Is a Referendum on Organized Trash Collection a Lost Cause?

Bloomington Council Ignores Petitions, Proceeding Without Vote

In its February 11 edition, the Bloomington Sun Current reported that the “effort to put [organized trash collection] to a vote of the city’s residents appears to have been a lost cause.”

This statement may be a bit premature.  The reporting was certainly incomplete.

The Bloomington City Council adopted its organized trash collection ordinance in mid-December on a simple vote of the city council members.  By the City Charter, residents had 30 days to petition the city to put the question to a vote of citizens.  Less than 1,250 signatures were required; approximately 1,400 were collected prior to the deadline. 

On January 15, a representative of the petition drive met with the City Clerk to discuss the Charter requirements and to review and turn in the petition. The clerk did a cursory review and indicated that the petition forms looked good and the quantity of signatures looked sufficient.

The Sun Current article reported that,

“The petition process requires [that the] petition … state the purpose, including a copy of the ordinance amendment.  And signatures collected by the organizers of the petition need to have a notarized affidavit…”

Copies of the amended ordinance had been circulated with every petition as signatures were collected.  However, to submit each petition sheet with a copy of the amended ordinance would have required the organizers to print and attach approximately 700 double sided pages prior to the submission deadline.  The City Clark was asked about the requirements to notarize each petition sheet and to attach copies of the amended ordinance to each sheet prior to submission.  The clerk indicated that if there were any issues specifically pertaining to the attachment of the amended ordinance or the notarization of each sheet, it would be noted as an insufficiency and would be correctable in the 30-day window after official notification of the insufficiency.  This would certainly be consistent with the Bloomington City Charter, Section 5.06, which provides that after a finding of insufficiency, “The committee then has 30 days to obtain and file additional signature papers and to correct the petition.”

The petition organizers reported that the clerk attempted to contact someone in the attorney's office, but no one was available.

On January 20, the City Clerk provided a response to the petitions and determined there were 1258 verifiable petitioners, which exceeded the number required to have a referendum on the amended ordinance.  She also noted insufficiencies for not attaching a copy of the amended ordinance to every petition sheet and for not notarizing every sheet.

Then, on January 25, the City Attorney overruled the opinion of the City Clerk, handing down the opinion that the petition was insufficient and there would be no opportunity to correct the insufficiencies.

On February 12, within the 30-day time window provided by the City Charter, the Referendum Petition organizers submitted additional documentation to meet the insufficiencies.  The City refused to recognize as valid the signatures of better than 15 percent of the registered voters in Bloomington.
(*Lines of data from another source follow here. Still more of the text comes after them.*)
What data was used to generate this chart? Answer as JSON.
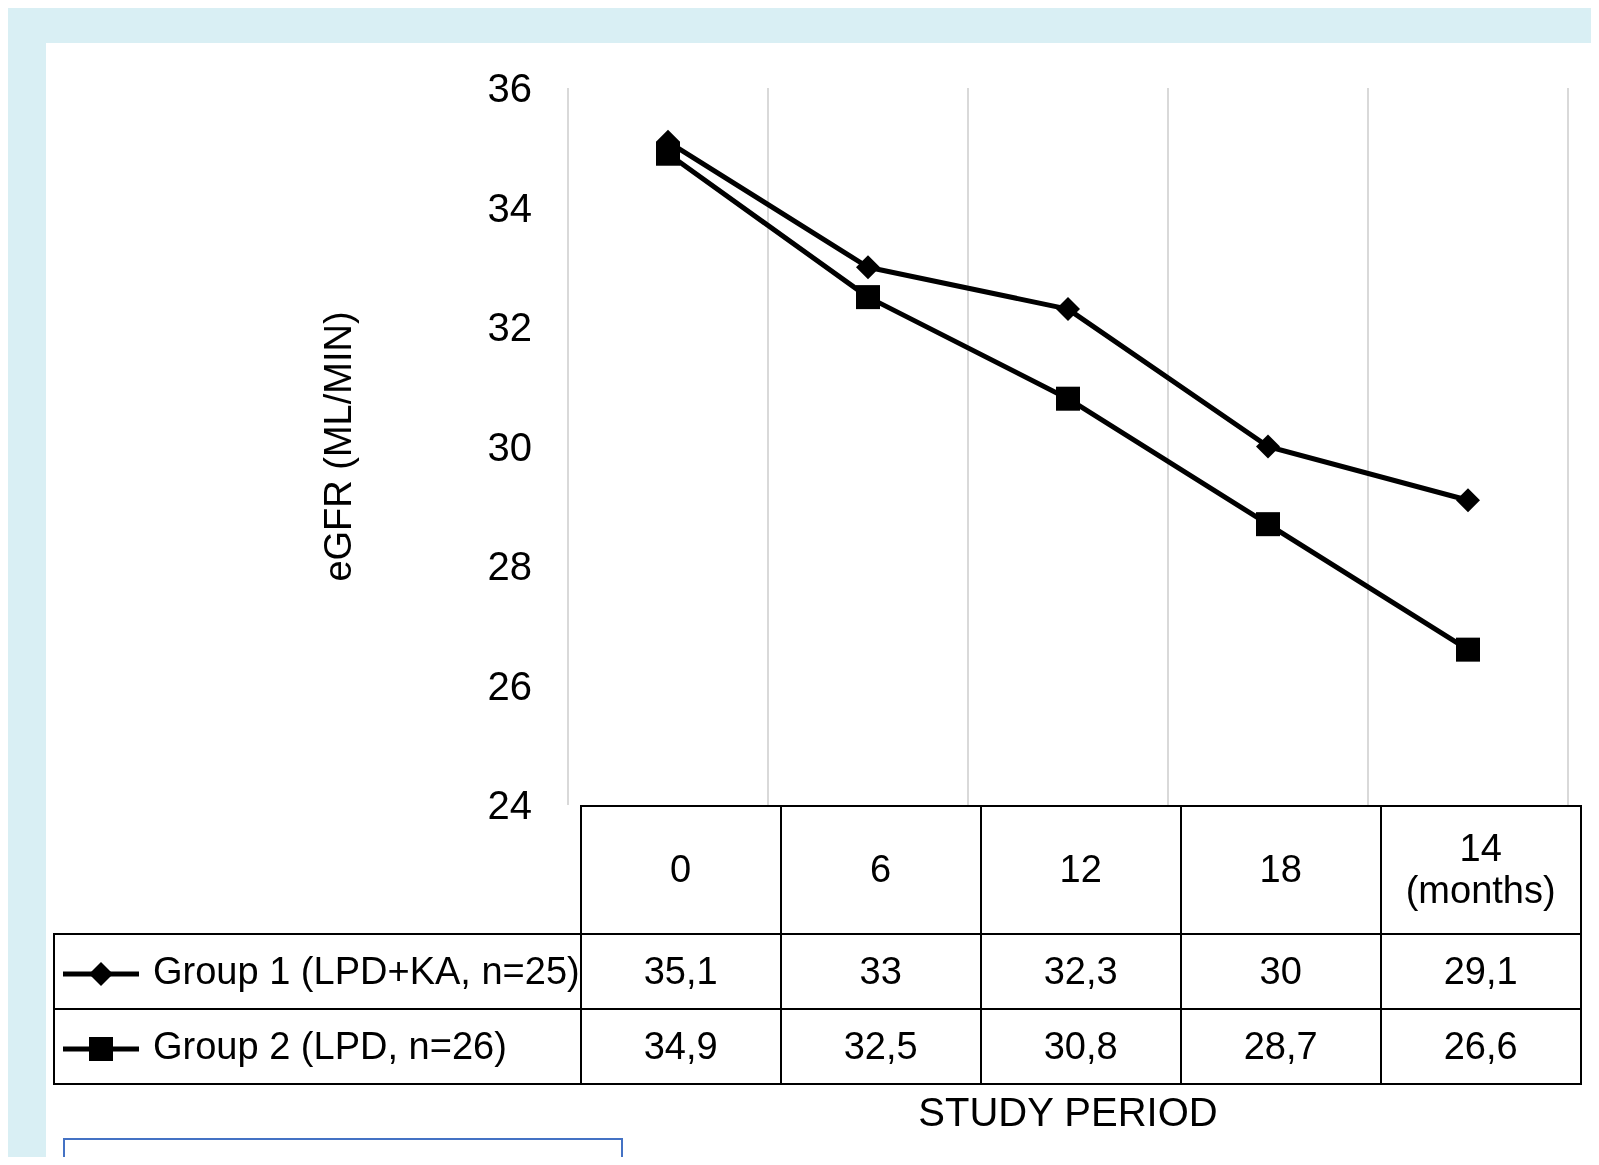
{
  "chart_data": {
    "type": "line",
    "xlabel": "STUDY PERIOD",
    "ylabel": "eGFR (ML/MIN)",
    "categories": [
      "0",
      "6",
      "12",
      "18",
      "14 (months)"
    ],
    "series": [
      {
        "name": "Group 1 (LPD+KA, n=25)",
        "color": "#000000",
        "marker": "diamond",
        "values": [
          35.1,
          33,
          32.3,
          30,
          29.1
        ],
        "value_labels": [
          "35,1",
          "33",
          "32,3",
          "30",
          "29,1"
        ]
      },
      {
        "name": "Group 2 (LPD, n=26)",
        "color": "#000000",
        "marker": "square",
        "values": [
          34.9,
          32.5,
          30.8,
          28.7,
          26.6
        ],
        "value_labels": [
          "34,9",
          "32,5",
          "30,8",
          "28,7",
          "26,6"
        ]
      }
    ],
    "ylim": [
      24,
      36
    ],
    "yticks": [
      24,
      26,
      28,
      30,
      32,
      34,
      36
    ],
    "grid": "x",
    "legend": "bottom",
    "line_style": "solid"
  }
}
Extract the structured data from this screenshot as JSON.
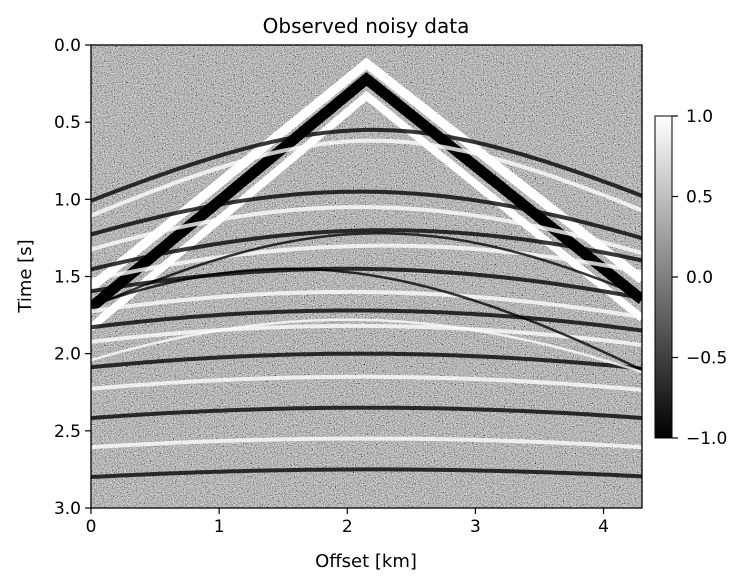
{
  "chart_data": {
    "type": "heatmap",
    "title": "Observed noisy data",
    "xlabel": "Offset [km]",
    "ylabel": "Time [s]",
    "xlim": [
      0,
      4.3
    ],
    "ylim": [
      3.0,
      0.0
    ],
    "x_ticks": [
      0,
      1,
      2,
      3,
      4
    ],
    "x_tick_labels": [
      "0",
      "1",
      "2",
      "3",
      "4"
    ],
    "y_ticks": [
      0.0,
      0.5,
      1.0,
      1.5,
      2.0,
      2.5,
      3.0
    ],
    "y_tick_labels": [
      "0.0",
      "0.5",
      "1.0",
      "1.5",
      "2.0",
      "2.5",
      "3.0"
    ],
    "colormap": "gray",
    "colorbar": {
      "range": [
        -1.0,
        1.0
      ],
      "ticks": [
        1.0,
        0.5,
        0.0,
        -0.5,
        -1.0
      ],
      "tick_labels": [
        "1.0",
        "0.5",
        "0.0",
        "−0.5",
        "−1.0"
      ]
    },
    "events": [
      {
        "kind": "direct-wave",
        "apex_x": 2.15,
        "apex_t": 0.22,
        "t_at_left": 1.7,
        "t_at_right": 1.65,
        "polarity": "black",
        "width_t": 0.07
      },
      {
        "kind": "direct-wave",
        "apex_x": 2.15,
        "apex_t": 0.12,
        "t_at_left": 1.57,
        "t_at_right": 1.52,
        "polarity": "white",
        "width_t": 0.06
      },
      {
        "kind": "direct-wave",
        "apex_x": 2.15,
        "apex_t": 0.33,
        "t_at_left": 1.83,
        "t_at_right": 1.77,
        "polarity": "white",
        "width_t": 0.05
      },
      {
        "kind": "reflection",
        "apex_x": 2.2,
        "apex_t": 0.55,
        "velocity": 2.6,
        "polarity": "black"
      },
      {
        "kind": "reflection",
        "apex_x": 2.2,
        "apex_t": 0.62,
        "velocity": 2.4,
        "polarity": "white"
      },
      {
        "kind": "reflection",
        "apex_x": 2.1,
        "apex_t": 0.95,
        "velocity": 2.7,
        "polarity": "black"
      },
      {
        "kind": "reflection",
        "apex_x": 2.1,
        "apex_t": 1.05,
        "velocity": 2.6,
        "polarity": "white"
      },
      {
        "kind": "reflection",
        "apex_x": 2.3,
        "apex_t": 1.2,
        "velocity": 2.8,
        "polarity": "black"
      },
      {
        "kind": "reflection",
        "apex_x": 2.3,
        "apex_t": 1.3,
        "velocity": 2.9,
        "polarity": "white"
      },
      {
        "kind": "reflection",
        "apex_x": 2.0,
        "apex_t": 1.45,
        "velocity": 3.0,
        "polarity": "black"
      },
      {
        "kind": "reflection",
        "apex_x": 2.0,
        "apex_t": 1.6,
        "velocity": 3.1,
        "polarity": "white"
      },
      {
        "kind": "reflection",
        "apex_x": 2.05,
        "apex_t": 1.72,
        "velocity": 3.3,
        "polarity": "black"
      },
      {
        "kind": "reflection",
        "apex_x": 2.05,
        "apex_t": 1.82,
        "velocity": 3.3,
        "polarity": "white"
      },
      {
        "kind": "reflection",
        "apex_x": 2.1,
        "apex_t": 2.0,
        "velocity": 3.5,
        "polarity": "black"
      },
      {
        "kind": "reflection",
        "apex_x": 2.1,
        "apex_t": 2.15,
        "velocity": 3.6,
        "polarity": "white"
      },
      {
        "kind": "reflection",
        "apex_x": 2.15,
        "apex_t": 2.35,
        "velocity": 3.8,
        "polarity": "black"
      },
      {
        "kind": "reflection",
        "apex_x": 2.15,
        "apex_t": 2.55,
        "velocity": 4.0,
        "polarity": "white"
      },
      {
        "kind": "reflection",
        "apex_x": 2.2,
        "apex_t": 2.75,
        "velocity": 4.2,
        "polarity": "black"
      },
      {
        "kind": "diffraction",
        "apex_x": 1.55,
        "apex_t": 1.45,
        "velocity": 1.8,
        "polarity": "black"
      },
      {
        "kind": "diffraction",
        "apex_x": 2.25,
        "apex_t": 1.22,
        "velocity": 1.9,
        "polarity": "black"
      },
      {
        "kind": "diffraction",
        "apex_x": 2.0,
        "apex_t": 1.78,
        "velocity": 2.0,
        "polarity": "white"
      }
    ],
    "background": "random noise, grey"
  }
}
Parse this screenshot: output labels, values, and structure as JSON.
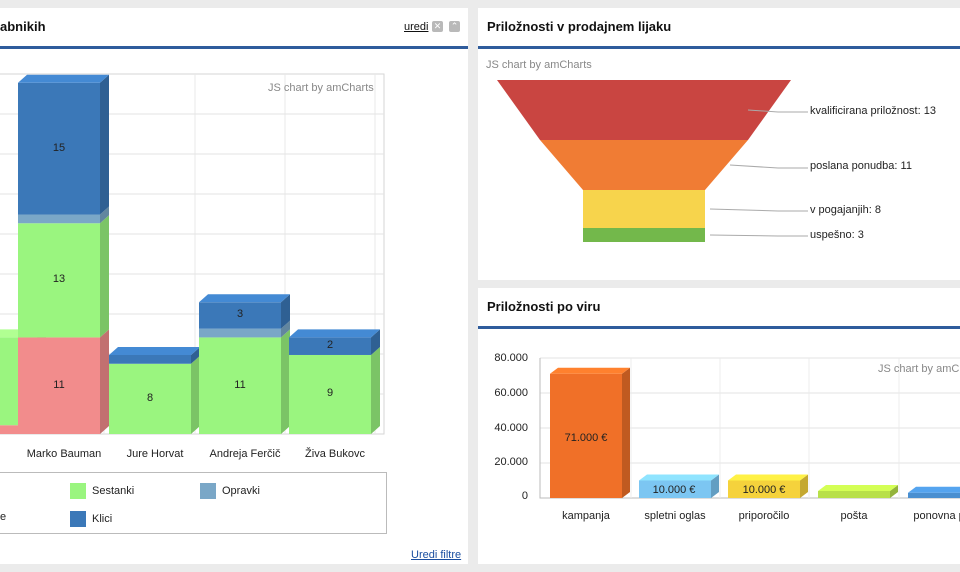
{
  "left_panel": {
    "title": "abnikih",
    "edit_label": "uredi",
    "close_icon": "close-icon",
    "collapse_icon": "collapse-icon",
    "chart_credit": "JS chart by amCharts",
    "footer_link": "Uredi filtre",
    "legend": [
      {
        "label": "Sestanki",
        "color": "#9af57f"
      },
      {
        "label": "Opravki",
        "color": "#7aa7c7"
      },
      {
        "label": "e",
        "color": "#f28c8c"
      },
      {
        "label": "Klici",
        "color": "#3b78b8"
      }
    ]
  },
  "funnel_panel": {
    "title": "Priložnosti v prodajnem lijaku",
    "chart_credit": "JS chart by amCharts",
    "labels": [
      "kvalificirana priložnost: 13",
      "poslana ponudba: 11",
      "v pogajanjih: 8",
      "uspešno: 3"
    ]
  },
  "source_panel": {
    "title": "Priložnosti po viru",
    "chart_credit": "JS chart by amCharts",
    "y_ticks": [
      "80.000",
      "60.000",
      "40.000",
      "20.000",
      "0"
    ],
    "value_labels": [
      "71.000 €",
      "10.000 €",
      "10.000 €"
    ]
  },
  "chart_data": [
    {
      "type": "bar",
      "title": "",
      "categories": [
        "",
        "Marko Bauman",
        "Jure Horvat",
        "Andreja Ferčič",
        "Živa Bukovc"
      ],
      "series": [
        {
          "name": "e",
          "color": "#f28c8c",
          "values": [
            1,
            11,
            0,
            0,
            0
          ]
        },
        {
          "name": "Sestanki",
          "color": "#9af57f",
          "values": [
            10,
            13,
            8,
            11,
            9
          ]
        },
        {
          "name": "Opravki",
          "color": "#7aa7c7",
          "values": [
            0,
            1,
            0,
            1,
            0
          ]
        },
        {
          "name": "Klici",
          "color": "#3b78b8",
          "values": [
            0,
            15,
            1,
            3,
            2
          ]
        }
      ],
      "ylim": [
        0,
        41
      ],
      "grid": true,
      "legend": "bottom"
    },
    {
      "type": "funnel",
      "categories": [
        "kvalificirana priložnost",
        "poslana ponudba",
        "v pogajanjih",
        "uspešno"
      ],
      "values": [
        13,
        11,
        8,
        3
      ],
      "colors": [
        "#c94541",
        "#f07c34",
        "#f7d44c",
        "#73b84b"
      ]
    },
    {
      "type": "bar",
      "title": "",
      "categories": [
        "kampanja",
        "spletni oglas",
        "priporočilo",
        "pošta",
        "ponovna pro"
      ],
      "values": [
        71000,
        10000,
        10000,
        4000,
        3000
      ],
      "colors": [
        "#f07028",
        "#7cc6f2",
        "#f5d23c",
        "#b8e04a",
        "#4a8fd0"
      ],
      "ylim": [
        0,
        80000
      ],
      "grid": true
    }
  ]
}
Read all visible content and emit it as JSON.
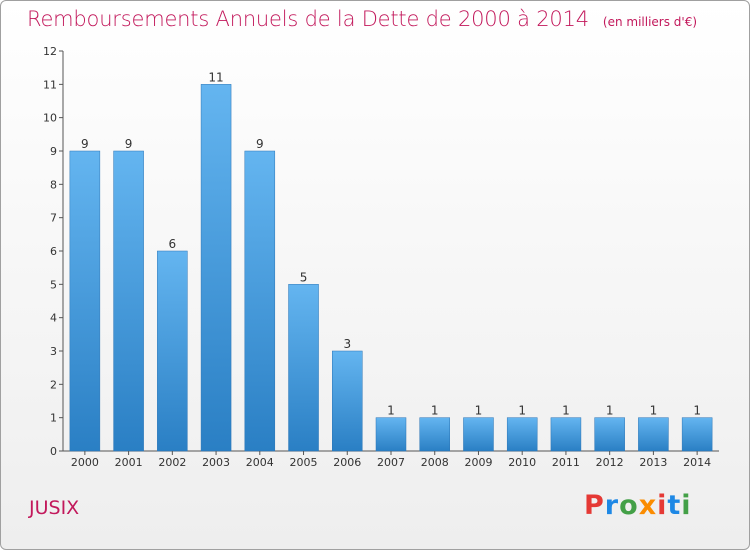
{
  "header": {
    "title": "Remboursements Annuels de la Dette de 2000 à 2014",
    "subtitle": "(en milliers d'€)"
  },
  "footer": {
    "commune": "JUSIX",
    "brand": "Proxiti"
  },
  "colors": {
    "title": "#c2185b",
    "bar_top": "#64b5f0",
    "bar_bottom": "#2a7fc4",
    "brand_letters": [
      "#e53935",
      "#1e88e5",
      "#43a047",
      "#fb8c00",
      "#e53935",
      "#1e88e5",
      "#43a047"
    ]
  },
  "chart_data": {
    "type": "bar",
    "title": "Remboursements Annuels de la Dette de 2000 à 2014",
    "subtitle": "(en milliers d'€)",
    "xlabel": "",
    "ylabel": "",
    "categories": [
      "2000",
      "2001",
      "2002",
      "2003",
      "2004",
      "2005",
      "2006",
      "2007",
      "2008",
      "2009",
      "2010",
      "2011",
      "2012",
      "2013",
      "2014"
    ],
    "values": [
      9,
      9,
      6,
      11,
      9,
      5,
      3,
      1,
      1,
      1,
      1,
      1,
      1,
      1,
      1
    ],
    "ylim": [
      0,
      12
    ],
    "yticks": [
      0,
      1,
      2,
      3,
      4,
      5,
      6,
      7,
      8,
      9,
      10,
      11,
      12
    ],
    "grid": false,
    "legend": "none",
    "data_labels": true
  }
}
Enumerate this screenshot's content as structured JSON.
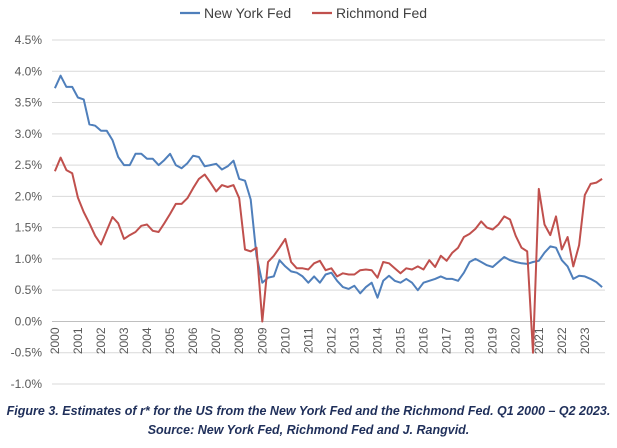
{
  "chart_data": {
    "type": "line",
    "title": "",
    "xlabel": "",
    "ylabel": "",
    "ylim": [
      -0.01,
      0.045
    ],
    "yticks": [
      "4.5%",
      "4.0%",
      "3.5%",
      "3.0%",
      "2.5%",
      "2.0%",
      "1.5%",
      "1.0%",
      "0.5%",
      "0.0%",
      "-0.5%",
      "-1.0%"
    ],
    "xticks": [
      "2000",
      "2001",
      "2002",
      "2003",
      "2004",
      "2005",
      "2006",
      "2007",
      "2008",
      "2009",
      "2010",
      "2011",
      "2012",
      "2013",
      "2014",
      "2015",
      "2016",
      "2017",
      "2018",
      "2019",
      "2020",
      "2021",
      "2022",
      "2023"
    ],
    "x_start": "2000 Q1",
    "x_end": "2023 Q2",
    "legend_position": "top",
    "grid": true,
    "series": [
      {
        "name": "New York Fed",
        "color": "#4f7fbb",
        "values": [
          0.0373,
          0.0393,
          0.0375,
          0.0375,
          0.0358,
          0.0355,
          0.0315,
          0.0313,
          0.0305,
          0.0305,
          0.029,
          0.0263,
          0.025,
          0.025,
          0.0268,
          0.0268,
          0.026,
          0.026,
          0.025,
          0.0258,
          0.0268,
          0.025,
          0.0245,
          0.0253,
          0.0265,
          0.0263,
          0.0248,
          0.025,
          0.0252,
          0.0243,
          0.0248,
          0.0257,
          0.0228,
          0.0225,
          0.0195,
          0.0105,
          0.0062,
          0.007,
          0.0072,
          0.0098,
          0.0088,
          0.008,
          0.0078,
          0.0072,
          0.0062,
          0.0072,
          0.0062,
          0.0075,
          0.0078,
          0.0065,
          0.0055,
          0.0052,
          0.0057,
          0.0045,
          0.0055,
          0.0062,
          0.0038,
          0.0065,
          0.0073,
          0.0065,
          0.0062,
          0.0068,
          0.0062,
          0.005,
          0.0062,
          0.0065,
          0.0068,
          0.0072,
          0.0068,
          0.0068,
          0.0065,
          0.0078,
          0.0095,
          0.01,
          0.0095,
          0.009,
          0.0087,
          0.0095,
          0.0103,
          0.0098,
          0.0095,
          0.0093,
          0.0092,
          0.0095,
          0.0097,
          0.011,
          0.012,
          0.0118,
          0.0098,
          0.0088,
          0.0068,
          0.0073,
          0.0072,
          0.0068,
          0.0063,
          0.0055
        ]
      },
      {
        "name": "Richmond Fed",
        "color": "#c0504d",
        "values": [
          0.024,
          0.0262,
          0.0242,
          0.0237,
          0.0198,
          0.0175,
          0.0157,
          0.0137,
          0.0123,
          0.0145,
          0.0167,
          0.0157,
          0.0132,
          0.0138,
          0.0143,
          0.0153,
          0.0155,
          0.0145,
          0.0143,
          0.0157,
          0.0172,
          0.0188,
          0.0188,
          0.0197,
          0.0213,
          0.0228,
          0.0235,
          0.0222,
          0.0208,
          0.0218,
          0.0215,
          0.0218,
          0.0197,
          0.0115,
          0.0112,
          0.0118,
          0.0,
          0.0095,
          0.0105,
          0.0118,
          0.0132,
          0.0095,
          0.0085,
          0.0085,
          0.0083,
          0.0093,
          0.0097,
          0.0082,
          0.0085,
          0.0072,
          0.0077,
          0.0075,
          0.0075,
          0.0082,
          0.0083,
          0.0082,
          0.007,
          0.0095,
          0.0093,
          0.0085,
          0.0077,
          0.0085,
          0.0083,
          0.0088,
          0.0083,
          0.0098,
          0.0087,
          0.0105,
          0.0097,
          0.011,
          0.0118,
          0.0135,
          0.014,
          0.0148,
          0.016,
          0.015,
          0.0147,
          0.0155,
          0.0168,
          0.0163,
          0.0137,
          0.0118,
          0.0112,
          -0.005,
          0.0212,
          0.0155,
          0.0138,
          0.0168,
          0.0115,
          0.0135,
          0.0088,
          0.0122,
          0.0202,
          0.022,
          0.0222,
          0.0228
        ]
      }
    ]
  },
  "caption": {
    "line1": "Figure 3. Estimates of r* for the US from the New York Fed and the Richmond Fed. Q1 2000 – Q2 2023.",
    "line2": "Source: New York Fed, Richmond Fed and J. Rangvid."
  }
}
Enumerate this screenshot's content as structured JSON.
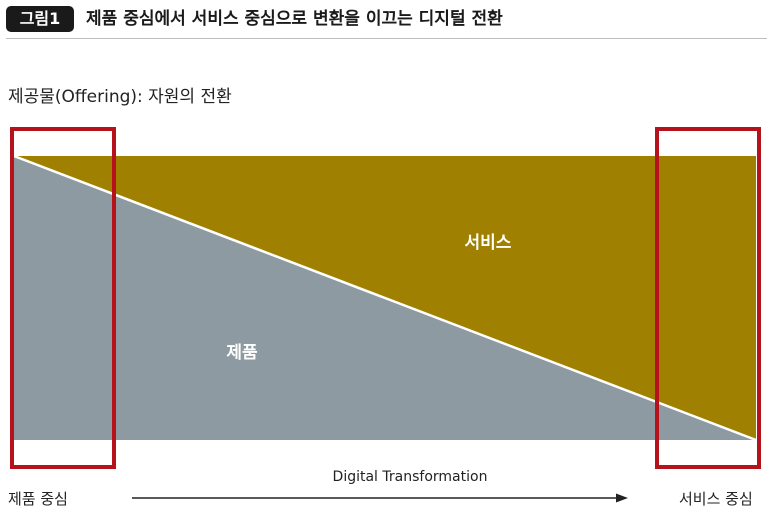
{
  "header": {
    "badge": "그림1",
    "title": "제품 중심에서 서비스 중심으로 변환을 이끄는 디지털 전환"
  },
  "subtitle": "제공물(Offering): 자원의 전환",
  "regions": {
    "service_label": "서비스",
    "product_label": "제품"
  },
  "axis": {
    "start_label": "제품 중심",
    "end_label": "서비스 중심",
    "arrow_label": "Digital Transformation"
  },
  "colors": {
    "service": "#a08000",
    "product": "#8e9aa1",
    "highlight_frame": "#b5121b",
    "divider": "#ffffff",
    "arrow": "#222222"
  }
}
The Sun Current article of February 11 quoted the City Manager as saying, “We are continuing to proceed towards implementation (of organized trash collection).”

The Bloomington City Council, City Manager, and City Attorney certainly view the drive to put organized trash collection to a vote by Bloomington residents as a lost cause.  It may not be.

There is the matter of the legal status of an earlier petition.  It requested a vote on organized trash collection before the City Council passed the ordinance.  The City rejected that, and the petition organizers challenged that rejection in court.  While a ruling had been expected in October, the judge asked for additional evidence from the city and the petitioners.   It is encouraging that the judge is giving serious consideration to citizen concerns that the Bloomington City Council dismissed so quickly.

And there is the outcome of the most recent matter that did go to a vote of the citizens of Bloomington.  City Council member Andrew Carlson voted to approve the organized trash collection ordinance in December.  This month, he was defeated in a special election for a Bloomington seat in the Minnesota House. 

We hope the message is getting through: Bloomington citizens are increasingly concerned by the unilateral actions taken by the Bloomington City Council with little public notice and no allowance for votes by the citizens.